Global Market Comments for January 21, 2009
Featured Trades: ($BKX), (BAC), (WFC), (JPM), (PWR), (C)
1) The final numbers are in. The S&P 500 fell 42%, from 1,400 to 810, during the eight years of the Bush administration. The dollar fell 41% against the euro, from $0.92 to $1.30. A European investing in US stocks lost 59% of his capital, while a Japanese lost 56%. One can imagine how the Chinese feel about the $1.2 trillion of US bonds they bought, which have dropped in value by half.?? America became one of the greatest short plays of all time. It became the no brainer 'fall of the Roman Empire' trade. Is it now time to cover your shorts?
2) If you had any doubt about who is taking the big hit in this leg down, take a look at the Philadelphia Bank Index ($BKX), which has gone back into free fall since the beginning of the year. Even banks thought healthy only weeks ago are taking swan dives, with Bank of America (BAC) plunging 65%, Wells Fargo (WFC) shaving 56%, and JP Morgan (JPM) evaporating 45%, in just three weeks. We may see all major bank common owners effectively wiped out before this ends, as Citicorp (C) has already done. These classic widow and orphan stocks are some of the most widely held investments in the country, and the impact on pension fund and mutual fund holders will be huge.
3) Next time you hire a new fund manager, look carefully when you shake hands.?? Scientists in England have discovered that the most successful securities traders have a ring finger that is substantially longer than their index finger. And I can tell you from experience that this digital layout plays hell with yur typing akkuracy. Really!
4) FDR saw a 75% gain in the Dow during his first 100 days in office. Don't expect the same from Obama. The deck is too stacked against him.

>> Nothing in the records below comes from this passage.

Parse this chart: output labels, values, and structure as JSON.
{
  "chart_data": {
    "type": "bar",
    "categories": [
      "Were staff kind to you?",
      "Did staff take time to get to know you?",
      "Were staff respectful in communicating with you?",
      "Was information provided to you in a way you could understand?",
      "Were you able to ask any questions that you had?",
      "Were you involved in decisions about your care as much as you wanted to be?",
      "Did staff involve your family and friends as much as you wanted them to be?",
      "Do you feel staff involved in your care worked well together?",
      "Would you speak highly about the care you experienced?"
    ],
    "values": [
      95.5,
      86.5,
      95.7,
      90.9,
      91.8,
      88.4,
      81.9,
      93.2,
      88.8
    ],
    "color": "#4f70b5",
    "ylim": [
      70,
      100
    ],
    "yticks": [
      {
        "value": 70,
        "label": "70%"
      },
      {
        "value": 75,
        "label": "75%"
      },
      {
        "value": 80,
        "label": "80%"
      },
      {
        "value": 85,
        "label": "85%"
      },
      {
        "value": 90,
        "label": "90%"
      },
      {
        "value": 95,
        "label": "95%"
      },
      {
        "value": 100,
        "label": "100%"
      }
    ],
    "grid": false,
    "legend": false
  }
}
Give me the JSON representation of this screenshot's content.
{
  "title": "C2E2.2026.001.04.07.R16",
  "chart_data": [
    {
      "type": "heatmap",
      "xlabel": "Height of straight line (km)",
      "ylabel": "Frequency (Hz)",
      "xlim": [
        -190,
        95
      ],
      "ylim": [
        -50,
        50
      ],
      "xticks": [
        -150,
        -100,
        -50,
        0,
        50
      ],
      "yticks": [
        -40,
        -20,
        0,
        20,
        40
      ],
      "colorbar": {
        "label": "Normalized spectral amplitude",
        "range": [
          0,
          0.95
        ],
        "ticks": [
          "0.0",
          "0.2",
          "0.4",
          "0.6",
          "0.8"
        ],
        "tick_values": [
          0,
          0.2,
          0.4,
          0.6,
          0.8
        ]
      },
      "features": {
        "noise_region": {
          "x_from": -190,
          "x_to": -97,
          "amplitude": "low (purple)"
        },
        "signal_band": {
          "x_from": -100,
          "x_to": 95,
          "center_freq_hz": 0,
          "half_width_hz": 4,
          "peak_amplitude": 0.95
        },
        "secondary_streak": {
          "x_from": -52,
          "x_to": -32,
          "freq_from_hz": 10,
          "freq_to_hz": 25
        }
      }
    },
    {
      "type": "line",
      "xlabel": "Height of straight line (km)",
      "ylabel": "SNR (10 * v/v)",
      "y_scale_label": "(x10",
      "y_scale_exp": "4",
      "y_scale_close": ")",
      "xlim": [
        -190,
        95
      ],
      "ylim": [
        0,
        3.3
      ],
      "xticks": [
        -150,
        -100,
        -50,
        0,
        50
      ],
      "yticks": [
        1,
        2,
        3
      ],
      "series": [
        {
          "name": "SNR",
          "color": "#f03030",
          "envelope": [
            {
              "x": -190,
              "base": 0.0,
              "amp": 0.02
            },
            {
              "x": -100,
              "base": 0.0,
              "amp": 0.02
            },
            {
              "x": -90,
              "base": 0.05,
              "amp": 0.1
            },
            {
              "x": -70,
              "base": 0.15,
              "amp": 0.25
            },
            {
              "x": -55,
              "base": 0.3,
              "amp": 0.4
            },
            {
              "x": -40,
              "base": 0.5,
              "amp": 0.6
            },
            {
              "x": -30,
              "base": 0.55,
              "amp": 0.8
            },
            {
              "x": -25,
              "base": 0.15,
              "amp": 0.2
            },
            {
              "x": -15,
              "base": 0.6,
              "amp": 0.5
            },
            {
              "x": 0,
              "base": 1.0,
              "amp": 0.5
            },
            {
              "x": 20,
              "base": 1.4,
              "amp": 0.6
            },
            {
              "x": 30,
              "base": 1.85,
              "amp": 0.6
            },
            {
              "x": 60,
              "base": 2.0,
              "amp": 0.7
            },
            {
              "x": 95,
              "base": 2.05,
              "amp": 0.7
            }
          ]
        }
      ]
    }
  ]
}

5) FDIC chairman Sheila Bair is one of the few holdovers from the Bush administration, and the last one in his team that had any credibility. She is forcefully arguing in favor of an 'aggregator bank', or a 'bad bank', which will buy toxic assets from the banks. This is what the Resolution trust Corp. did during the S&L bailout, and it worked. This was what congress thought it was voting for with its passage of the TARP, before former Treasury Secretary Paulson perverted it into a selective, case by case, bail out of his past and future clients. Treasury bailed on asset purchases once it figured out what a can of worms it was getting into. Another alternative is to leave the troubled assets on bank balance sheets, but insure them all. There are hundreds of billions of dollars worth of private equity that will happily buy this paper once a real price is set. The problem is that no one will make a 10 cent bid, only to see half their equity wiped out by a follow up bid of only 5 cents. A government backed institution that creates a two may market for this stuff would solve that problem. By the way, the first steely nerved round of buyers of bad Japanese loans in the early nineties at 5 cents on the dollar made huge fortunes reselling them to the next line of distressed asset buyers at 20 and 30 cents. Expect the same thing to happen here. The pathfinders and pioneers will make the big bucks.